Mais la véritable distribution de cet espace ne s'opère ni par la narration, ni par les personnages, mais par les objets, le film apparaissant vite comme un pur et simple processus de fétichisation, investissant peu à peu jusqu'aux personnages, eux-mêmes fétichisés. Trois "séries" privilégiées cristallisent ces rapports au sein d’une érotisation progressive de l’espace : les machines, les animaux, les corps.
Les machines d'abord, oppressantes ou familières, "naturelles" ou monstrueusement "bricolées", sont objets de contrainte, de torture, ou encore mystérieux totems, oracles : cage d'ascenseur, treuils, wagonnets, guillotine, que signalent et différencient toute une gamme de grincements et stridences métalliques ; ou boîte attrappe-mouches, instruments de musique, support à chaussures : débarassés de tout coefficient décoratif, ils ont pour fonction d’asservir les personnages et d’instrumentaliser le récit, agents ou substituts de délicats vertiges d’où tout masochisme n'est pas absent.
La série-animaux (chevaux, chiens, mouches), intermédiaire entre les machines et les corps, leur sert de relais et fixe, sensuellement et métaphoriquement, le mouvement ininterrompu des hantises et des désirs, que vient parfaire la vision soudaine des corps offerts, au bain ou à l’adultère (...).

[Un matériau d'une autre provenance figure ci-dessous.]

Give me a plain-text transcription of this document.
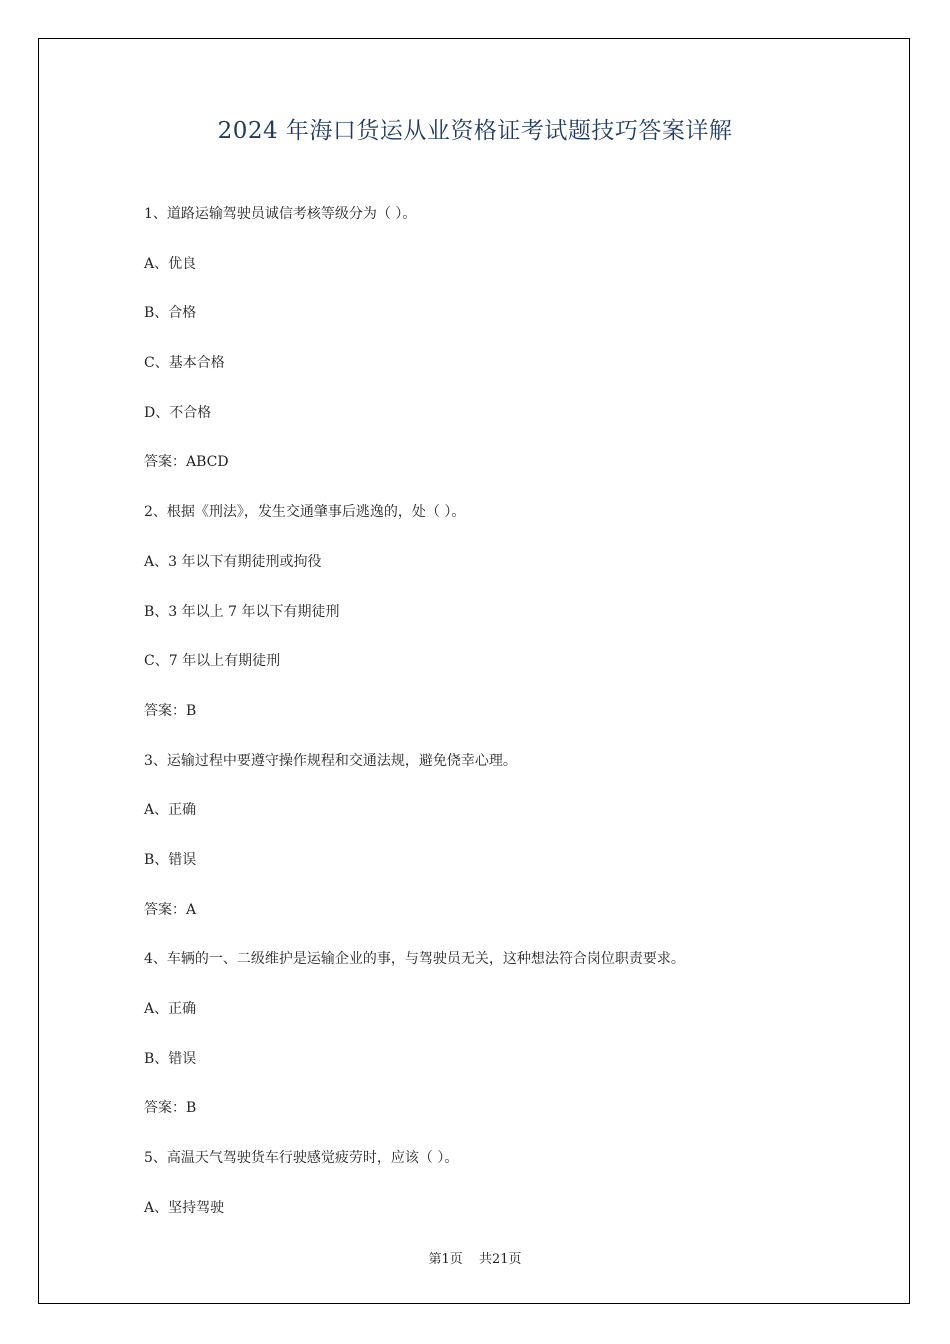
2024 年海口货运从业资格证考试题技巧答案详解
1、道路运输驾驶员诚信考核等级分为（ ）。
A、优良
B、合格
C、基本合格
D、不合格
答案：ABCD
2、根据《刑法》，发生交通肇事后逃逸的，处（ ）。
A、3 年以下有期徒刑或拘役
B、3 年以上 7 年以下有期徒刑
C、7 年以上有期徒刑
答案：B
3、运输过程中要遵守操作规程和交通法规，避免侥幸心理。
A、正确
B、错误
答案：A
4、车辆的一、二级维护是运输企业的事，与驾驶员无关，这种想法符合岗位职责要求。
A、正确
B、错误
答案：B
5、高温天气驾驶货车行驶感觉疲劳时，应该（ ）。
A、坚持驾驶
第1页 共21页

Un amour maniaque des matières préside à ces arrangements où la présence sensible du bois, du métal, des étoffes, des épidermes (des bruits aussi, admirables de densité, et des voix) n'efface pas celle de la main qui les a ordonnées. Encore Bruno Schulz: "le démiurge rend la matière invisible, la fait disparaître sous le jeu de la vie. Nous, au contraire, nous en aimons le grincement et la résistance, nous adorons sa maladresse de golem". Ici reparaît Borowczyk-animateur : par delà la mise en œuvre de cette magistrale fable rase où se déploie, atrocement drôle, une conception particulièrement originale du burlesque morbide, tout nous invite à considérer ce nouveau "traité des mannequins" comme l'accomplissement de l’œuvre antérieure, autant que comme nouveau départ."